L'Équateur a renvoyé samedi à la Russie la responsabilité d'un transfert d'Edward Snowden, qui a sollicité l'asile politique à Quito, alors que la polémique sur le programme d'espionnage dénoncé par le fugitif américain s'étend désormais à l'Union européenne, qui en aurait aussi été la cible.

Auteur de révélations explosives sur les programmes de surveillance des télécommunications, l'ex-collaborateur de l'Agence nationale de sécurité (NSA) est coincé depuis une semaine à l'aéroport de Moscou, en provenance de Hong Kong, son passeport étant annulé par les États-Unis qui réclament son extradition pour espionnage.

«Pour l'instant, la solution, la destination de Snowden, est entre les mains des autorités russes», a affirmé le président équatorien Rafael Correa, estimant que le jeune informaticien de 30 ans avait révélé «le plus grand cas d'espionnage massif dans l'histoire de l'humanité».

Appelé Prism, le programme d'espionnage de la NSA aurait aussi visé des représentations de l'Union européenne à Washington et à l'ONU, voire à Bruxelles même, a révélé samedi l'hebdomadaire allemand Der Spiegel, qui se fonde sur des documents obtenus grâce à l'ancien consultant américain.

Il s'agissait non seulement de micros installés dans le bâtiment, mais aussi d'une infiltration du réseau informatique qui lui permettait de lire les courriers électroniques et les documents internes.

Der Spiegel a également recueilli sur son site internet des réactions virulentes de personnalités européennes.

Le député européen écologiste Daniel Conh-Bendit a ainsi appelé à une rupture immédiate des négociations sur le traité de libre-échange transatlantique, tant qu'un accord n'a pas été signé avec les États-Unis sur la protection des données.

Dans un communiqué, le président du Parlement européen, l'Allemand Martin Schulz, s'est dit samedi «profondément inquiet et choqué par les allégations d'espionnage des autorités américaines dans les bureaux de l'UE».

«Si ces allégations sont avérées, ce serait un problème extrêmement grave qui nuirait considérablement aux relations entre l'UE et les États-Unis», a-t-il ajouté en réclamant «une pleine clarification et des informations complémentaires rapides» de la part des autorités américaines.

Mercredi, l'UE avait déjà demandé à Washington de lui fournir «aussi rapidement que possible» des réponses à ses questions sur son programme de surveillance.

De son côté, la Maison-Blanche, qui a lancé vainement des appels à la Russie, se mobilise pour obtenir l'extradition de M. Snowden, passible d'une peine de trente ans de prison.

Jusqu'à présent, la Russie avait indiqué que ce dernier était «libre» de repartir, tandis que son propre père a évoqué pour la première fois la possibilité que son fils retourne aux États-Unis sous conditions.

Le fugitif américain, invisible depuis plusieurs jours, a sollicité depuis la capitale russe l'asile politique à l'Équateur, pays qui l'a déjà accordé il y a un an dans son ambassade de Londres au fondateur du site WikiLeaks, Julian Assange, autre bête noire de Washington pour avoir divulgué des centaines de milliers de câbles confidentiels américains.

«Nous n'avons pas cherché cette situation.

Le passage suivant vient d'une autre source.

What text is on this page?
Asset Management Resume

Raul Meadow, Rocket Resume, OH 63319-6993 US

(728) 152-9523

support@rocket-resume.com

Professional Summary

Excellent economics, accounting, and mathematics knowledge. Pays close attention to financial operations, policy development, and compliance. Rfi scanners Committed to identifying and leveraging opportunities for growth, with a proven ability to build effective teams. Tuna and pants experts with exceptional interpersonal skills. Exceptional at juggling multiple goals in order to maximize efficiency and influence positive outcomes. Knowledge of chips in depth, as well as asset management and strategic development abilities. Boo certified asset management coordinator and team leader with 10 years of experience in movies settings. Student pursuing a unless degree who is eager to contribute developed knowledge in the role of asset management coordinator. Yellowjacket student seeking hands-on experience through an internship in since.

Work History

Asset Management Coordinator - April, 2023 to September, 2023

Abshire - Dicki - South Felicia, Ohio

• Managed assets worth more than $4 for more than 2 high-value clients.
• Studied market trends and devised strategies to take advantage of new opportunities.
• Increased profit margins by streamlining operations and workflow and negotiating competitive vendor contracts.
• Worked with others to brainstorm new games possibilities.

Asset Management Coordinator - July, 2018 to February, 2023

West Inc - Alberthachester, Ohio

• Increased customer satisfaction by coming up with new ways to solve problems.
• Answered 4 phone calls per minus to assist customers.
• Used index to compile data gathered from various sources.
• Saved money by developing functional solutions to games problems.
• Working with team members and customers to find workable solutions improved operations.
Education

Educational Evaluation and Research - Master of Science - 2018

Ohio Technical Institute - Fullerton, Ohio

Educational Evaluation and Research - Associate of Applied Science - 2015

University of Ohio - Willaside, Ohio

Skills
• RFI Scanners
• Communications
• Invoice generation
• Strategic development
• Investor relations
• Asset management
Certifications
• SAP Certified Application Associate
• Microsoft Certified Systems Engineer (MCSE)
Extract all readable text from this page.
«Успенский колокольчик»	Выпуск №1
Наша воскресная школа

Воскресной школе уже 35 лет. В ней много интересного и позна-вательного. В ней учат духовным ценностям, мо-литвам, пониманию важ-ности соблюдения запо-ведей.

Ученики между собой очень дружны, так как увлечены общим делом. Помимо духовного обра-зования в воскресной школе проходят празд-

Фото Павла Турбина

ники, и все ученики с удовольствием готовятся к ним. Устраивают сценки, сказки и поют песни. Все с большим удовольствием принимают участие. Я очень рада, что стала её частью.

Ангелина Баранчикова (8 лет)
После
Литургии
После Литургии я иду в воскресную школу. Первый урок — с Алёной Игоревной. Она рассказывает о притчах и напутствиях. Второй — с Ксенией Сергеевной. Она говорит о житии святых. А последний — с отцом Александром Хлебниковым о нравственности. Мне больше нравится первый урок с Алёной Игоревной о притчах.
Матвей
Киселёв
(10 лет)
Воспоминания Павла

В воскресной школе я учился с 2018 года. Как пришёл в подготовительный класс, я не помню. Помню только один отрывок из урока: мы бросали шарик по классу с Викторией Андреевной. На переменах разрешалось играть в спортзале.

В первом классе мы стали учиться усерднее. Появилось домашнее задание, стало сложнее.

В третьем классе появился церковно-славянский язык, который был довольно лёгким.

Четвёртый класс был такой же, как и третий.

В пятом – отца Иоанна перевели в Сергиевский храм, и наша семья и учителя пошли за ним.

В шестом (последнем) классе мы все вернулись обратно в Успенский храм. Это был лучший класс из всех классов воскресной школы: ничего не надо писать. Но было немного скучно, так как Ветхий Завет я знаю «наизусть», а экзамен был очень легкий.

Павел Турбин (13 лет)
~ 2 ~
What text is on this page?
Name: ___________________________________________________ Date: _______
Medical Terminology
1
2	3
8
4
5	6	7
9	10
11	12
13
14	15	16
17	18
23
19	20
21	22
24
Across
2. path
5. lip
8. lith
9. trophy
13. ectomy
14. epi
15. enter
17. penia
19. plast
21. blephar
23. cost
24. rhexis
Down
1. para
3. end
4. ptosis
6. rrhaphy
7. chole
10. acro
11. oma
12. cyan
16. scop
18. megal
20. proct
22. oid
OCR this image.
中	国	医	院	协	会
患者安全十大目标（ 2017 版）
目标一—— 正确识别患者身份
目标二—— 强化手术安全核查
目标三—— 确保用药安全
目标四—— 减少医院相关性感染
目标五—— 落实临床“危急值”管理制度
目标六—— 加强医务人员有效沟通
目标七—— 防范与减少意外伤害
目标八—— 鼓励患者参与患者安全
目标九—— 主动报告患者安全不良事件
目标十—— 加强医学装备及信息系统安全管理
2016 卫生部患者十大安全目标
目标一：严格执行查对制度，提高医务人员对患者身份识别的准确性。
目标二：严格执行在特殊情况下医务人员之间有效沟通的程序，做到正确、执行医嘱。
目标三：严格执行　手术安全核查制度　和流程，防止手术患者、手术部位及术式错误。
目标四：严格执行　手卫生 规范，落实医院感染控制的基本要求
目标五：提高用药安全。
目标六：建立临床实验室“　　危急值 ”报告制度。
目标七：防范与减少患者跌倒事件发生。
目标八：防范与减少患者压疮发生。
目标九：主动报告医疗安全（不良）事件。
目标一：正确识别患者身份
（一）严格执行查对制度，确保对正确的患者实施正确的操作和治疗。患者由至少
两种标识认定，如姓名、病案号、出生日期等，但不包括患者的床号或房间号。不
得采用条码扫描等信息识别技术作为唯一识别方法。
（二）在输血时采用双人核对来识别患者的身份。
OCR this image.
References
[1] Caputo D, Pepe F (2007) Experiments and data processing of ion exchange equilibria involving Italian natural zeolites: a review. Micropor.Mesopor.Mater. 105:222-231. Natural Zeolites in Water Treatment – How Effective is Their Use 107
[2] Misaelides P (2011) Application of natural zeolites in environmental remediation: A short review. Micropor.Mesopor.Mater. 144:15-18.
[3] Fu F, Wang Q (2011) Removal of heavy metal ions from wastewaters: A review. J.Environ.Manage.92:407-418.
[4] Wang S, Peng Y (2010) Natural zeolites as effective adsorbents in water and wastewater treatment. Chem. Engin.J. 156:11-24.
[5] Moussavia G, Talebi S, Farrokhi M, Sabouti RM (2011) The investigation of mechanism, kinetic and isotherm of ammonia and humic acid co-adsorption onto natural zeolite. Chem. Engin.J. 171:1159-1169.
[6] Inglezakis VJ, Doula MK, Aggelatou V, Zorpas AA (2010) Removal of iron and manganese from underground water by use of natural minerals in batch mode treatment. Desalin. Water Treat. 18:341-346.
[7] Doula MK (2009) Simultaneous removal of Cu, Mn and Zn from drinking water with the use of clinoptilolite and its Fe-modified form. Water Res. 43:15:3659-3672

Snowden est en contact avec Assange, qui lui a recommandé de demander l'asile politique à l'Équateur», a encore commenté M. Correa, l'une des figures de la gauche radicale en Amérique latine .

«S'il arrive sur le territoire équatorien, nous instruirons sa demande comme nous l'avons fait pour Assange», a ajouté le chef de l'État, en soulignant que «dans ce cas, il sera demandé son avis aux États-Unis».

Auparavant dans la matinée, M. Correa avait révélé que le vice-président américain Joe Biden l'avait contacté directement la veille par téléphone pour plaider en faveur de l'extradition de M. Snowden.

«Il m'a transmis de manière très courtoise la requête des États unis de bien vouloir rejeter la demande d'asile», a-t-il raconté lors d'une conférence de presse hebdomadaire, donnée à Aromo, localité située à 440 kilomètres au sud-ouest de Quito.

Signe d'une affaire aux allures rocambolesque, des cinéastes de Hong Kong ont brûlé la politesse au géant d'Hollywood en étant les premiers à diffuser un film sur l'affaire, une vidéo de cinq minutes, intitulé «Verax» et diffusée sur le réseau internet YouTube.